4. How states can meet the rising demand for school choice, by Dale Chu
With so many parents dissatisfied with the education status quo, what alternatives are or should be available to them? Dale offers his thoughts, including employer-provided early childhood education, letting families enroll children outside their district, and improving access to extracurricular activities for homeschoolers.
5. It’s school culture, stupid, Robert Pondiscio
Wealthier Americans enroll children in private schools on the basis of what values they want their kids to adopt, not their test scores. School culture, Robert explains, is key to student success in the long-run—even reducing criminality rates for at-risk students.

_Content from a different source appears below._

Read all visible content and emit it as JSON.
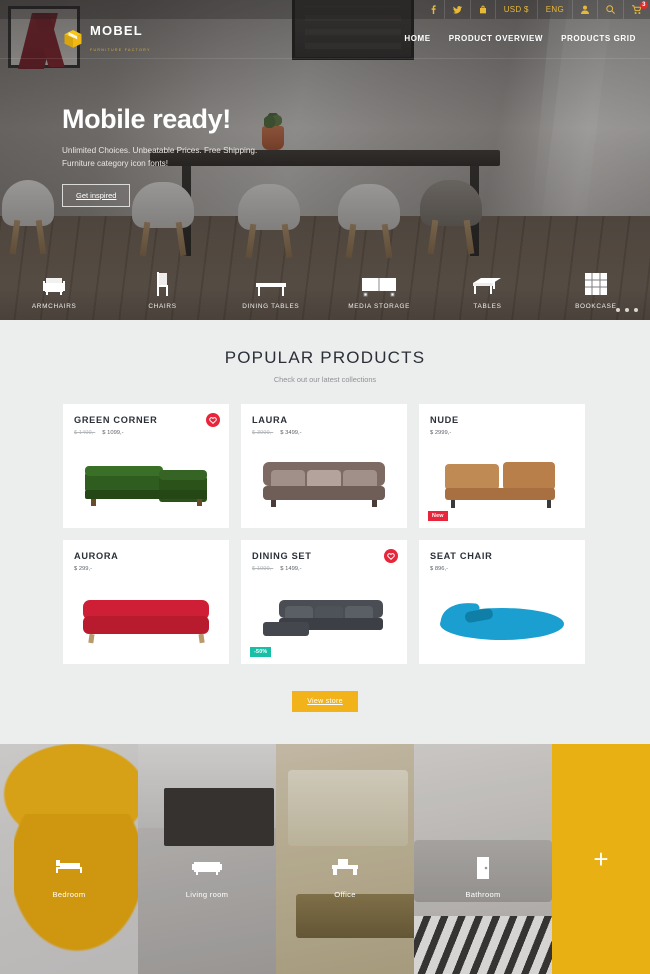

While he believes this is a strong argument for giving underserved communities more choice, he also invites reformers to consider how to help schools where poor culture could be worsened if families leave them.
6. Leadership makes a difference: Lamar Alexander and K–12 education, by Chester E. Finn, Jr.
Senator Lamar Alexander will be retiring from his long career of public service. In his honor, Checker writes about his education legacy, from exiting party leadership to focus on passing bipartisan legislation to advancing the Every Student Succeeds Act, and, more recently, a bill to simplify the FAFSA application process. While he will be missed, Checker and other reformers hope he will continue his excellent work from outside Congress.
7. Reopening decisions are mostly a matter of trust, by Michael J. Petrilli
Low-income and parents of color were more afraid than affluent and White peers to send their kids back to schools that tried to reopen. Mike explains that besides being harder hit by the virus, those communities do not trust schools to keep their students safe. He argues that schools should work to do better and build reservoirs of trust to better serve students in the future—and in times of crisis.
8. The lessons that last in the time of pandemic, by Robert Pondiscio
Just as the Depression defined a generation and made it more resilient, writes Robert, the pandemic will define ours. He reflects on the ways in which it has brought people together, such as teachers distributing food or showing up to help a student from outside her porch, and believes children will remember these fondly in their later years.
9. To protect students during the economic downturn, schools need to spend money wisely, by Frederick M. Hess and Brandon L. Wright
The pandemic has heightened the importance of making sound decisions about education finance. Here, the coeditors of Getting the Most Bang for the Education Buck bring together a few lessons from their volume, such as how to use technology smartly, make district budget legislation more flexible, and use parent input to guide decision-making.
10. With his remarks on the murder of George Floyd, Joe Biden showed us how to teach empathy and American history, by Michael J. Petrilli
This has been a challenging year for many Americans, especially for the Black community. Mike, moved by Joe Biden’s words, writes that despite the culture wars and piling injustices, we can still come together as Americans. Mike believes that Biden's speech modeled well how we can teach our history without partisanship and how, through it, we can grieve injustice together and fight for our ideals.